Aber auch das Strafgesetzbuch nennt nicht den Begriff "schuldig" oder "unschuldig", sondern stellt erst auf die Tat oder deren Beteiligung ab und dann auf die Frage, wie die Umstände im Hinblick erst auf die Strafbarkeit und dann die Schwere der Strafe zu bewerten sind.
Mit dem "entweder schuldig oder unschuldig" bildest Du (nicht das Gesetz) "Tat" auf "Schuld" ab.
"Tat" und "Schuld" sind aber zwei völlig verschiedene Begriffe:
- Du kaufst gutgläubig ein Fahrrad, vergewisserst Dich also ordnungsgemäß über den Verkäufer, der auch erklärt, seinerseits rechtmäßig in den Besitz des Stücks gekommen zu sein.
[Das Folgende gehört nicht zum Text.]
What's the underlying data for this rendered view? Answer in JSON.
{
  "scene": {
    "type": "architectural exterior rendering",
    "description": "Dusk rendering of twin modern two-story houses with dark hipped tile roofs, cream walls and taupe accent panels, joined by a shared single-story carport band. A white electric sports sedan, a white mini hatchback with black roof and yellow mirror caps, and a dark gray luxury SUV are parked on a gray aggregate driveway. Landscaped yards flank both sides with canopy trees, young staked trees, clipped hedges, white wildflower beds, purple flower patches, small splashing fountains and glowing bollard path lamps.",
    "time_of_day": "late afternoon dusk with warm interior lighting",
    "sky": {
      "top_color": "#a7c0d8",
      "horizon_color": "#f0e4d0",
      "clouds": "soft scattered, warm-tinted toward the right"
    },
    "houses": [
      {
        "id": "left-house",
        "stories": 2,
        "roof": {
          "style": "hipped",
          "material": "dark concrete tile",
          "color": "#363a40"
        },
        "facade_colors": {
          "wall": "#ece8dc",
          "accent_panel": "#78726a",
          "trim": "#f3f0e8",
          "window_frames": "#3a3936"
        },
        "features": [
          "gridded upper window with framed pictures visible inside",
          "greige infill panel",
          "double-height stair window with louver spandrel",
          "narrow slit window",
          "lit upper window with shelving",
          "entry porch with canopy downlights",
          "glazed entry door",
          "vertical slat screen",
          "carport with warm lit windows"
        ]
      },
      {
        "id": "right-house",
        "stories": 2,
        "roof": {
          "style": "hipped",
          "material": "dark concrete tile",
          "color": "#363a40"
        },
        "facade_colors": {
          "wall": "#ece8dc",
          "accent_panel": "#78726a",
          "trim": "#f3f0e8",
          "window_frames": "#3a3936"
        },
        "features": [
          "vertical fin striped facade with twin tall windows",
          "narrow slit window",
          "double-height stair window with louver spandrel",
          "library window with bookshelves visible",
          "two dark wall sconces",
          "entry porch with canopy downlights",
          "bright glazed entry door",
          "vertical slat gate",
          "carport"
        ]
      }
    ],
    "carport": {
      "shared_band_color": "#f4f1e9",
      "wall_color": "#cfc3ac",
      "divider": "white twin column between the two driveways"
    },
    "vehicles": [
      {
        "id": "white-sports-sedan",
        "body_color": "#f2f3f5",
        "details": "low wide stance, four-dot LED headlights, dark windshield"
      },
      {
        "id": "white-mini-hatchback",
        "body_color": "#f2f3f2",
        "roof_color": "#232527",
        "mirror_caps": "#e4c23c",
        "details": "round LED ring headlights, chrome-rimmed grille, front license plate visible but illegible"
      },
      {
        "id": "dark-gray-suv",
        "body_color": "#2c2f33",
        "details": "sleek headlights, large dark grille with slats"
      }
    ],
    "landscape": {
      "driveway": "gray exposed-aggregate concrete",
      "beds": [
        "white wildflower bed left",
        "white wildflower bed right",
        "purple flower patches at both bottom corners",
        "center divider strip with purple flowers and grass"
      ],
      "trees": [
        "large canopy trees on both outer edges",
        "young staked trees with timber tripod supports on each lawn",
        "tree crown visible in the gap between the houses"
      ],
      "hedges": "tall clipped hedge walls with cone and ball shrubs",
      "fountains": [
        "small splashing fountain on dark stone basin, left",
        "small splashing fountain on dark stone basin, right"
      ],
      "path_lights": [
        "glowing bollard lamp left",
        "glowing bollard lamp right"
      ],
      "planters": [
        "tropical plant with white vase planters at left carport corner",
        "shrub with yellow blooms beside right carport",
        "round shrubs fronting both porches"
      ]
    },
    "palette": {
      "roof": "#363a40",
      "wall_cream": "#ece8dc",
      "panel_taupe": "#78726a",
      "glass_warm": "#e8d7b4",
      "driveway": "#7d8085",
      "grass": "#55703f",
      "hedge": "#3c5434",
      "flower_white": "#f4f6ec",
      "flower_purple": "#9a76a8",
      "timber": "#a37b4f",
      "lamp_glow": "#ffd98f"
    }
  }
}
- Du gehst mit Kaufquittung und Rahmennummer zur Polizei und willst Dein Rad registrieren lassen.
- Der liegt aber eine Strafanzeige wegen Diebstahl dieses Fahrrades vor.
- Ohne eine Straftat begangen zu haben bist Du jetzt "schuldig" und "Schuldner": Du schuldest nämlich dem rechtmäßigem Besitzer die Herausgabe des Fahrrads
- Strafrechtlich hast Du keine Straftat begangen, denn § 259 StGB "Hehlerei" setzt das Wissen oder die Vermutung eines vorherigen Diebstahls voraus. Moralisch wird hier niemand von einer "Schuld" sprechen. Statt dessen wird Dir jeder versichern, dass Du "völlig unschuldig" zum "Schuldner" wurdest ... was bei Deinem strengem Maßstab offensichtlich Antonyme oder Oxymorone sind, denn wie sollte jemand, der "unschuldig", gar "völlig unschuldig" ist, gleichzeitig und im selben Zusammenhang ein "Schuldner" sein, also jemand, der etwas "schuldet" also (etwas) "schuldig" ist?
- Der Grad(sic!) an Schuld oder Unschuld wird in Augen des Betrachters darin liegen, wie sehr er für sich selbst davon überzeugt ist, dass Du Dich ausreichend sorgfältig über die Rechtmäßigkeit des Kaufs überzeugt hast. Und damit sind wir bei einem graduellen Gebrauch der Begriffe "schuldig" bzw. "unschuldig" - den Du bei mir nicht zulassen wolltest, der aber im Bereich der Meinung durchaus zulässig und geboten ist.
Punkt 4 gilt z.B. nicht Polen. Dort hat der Geschädigte nur einen (Ersatz-)Anspruch gegen den Dieb. Die unterschiedliche Behandlung ist aber verbreitet und keineswegs ausschließlich negativ zu bewerten.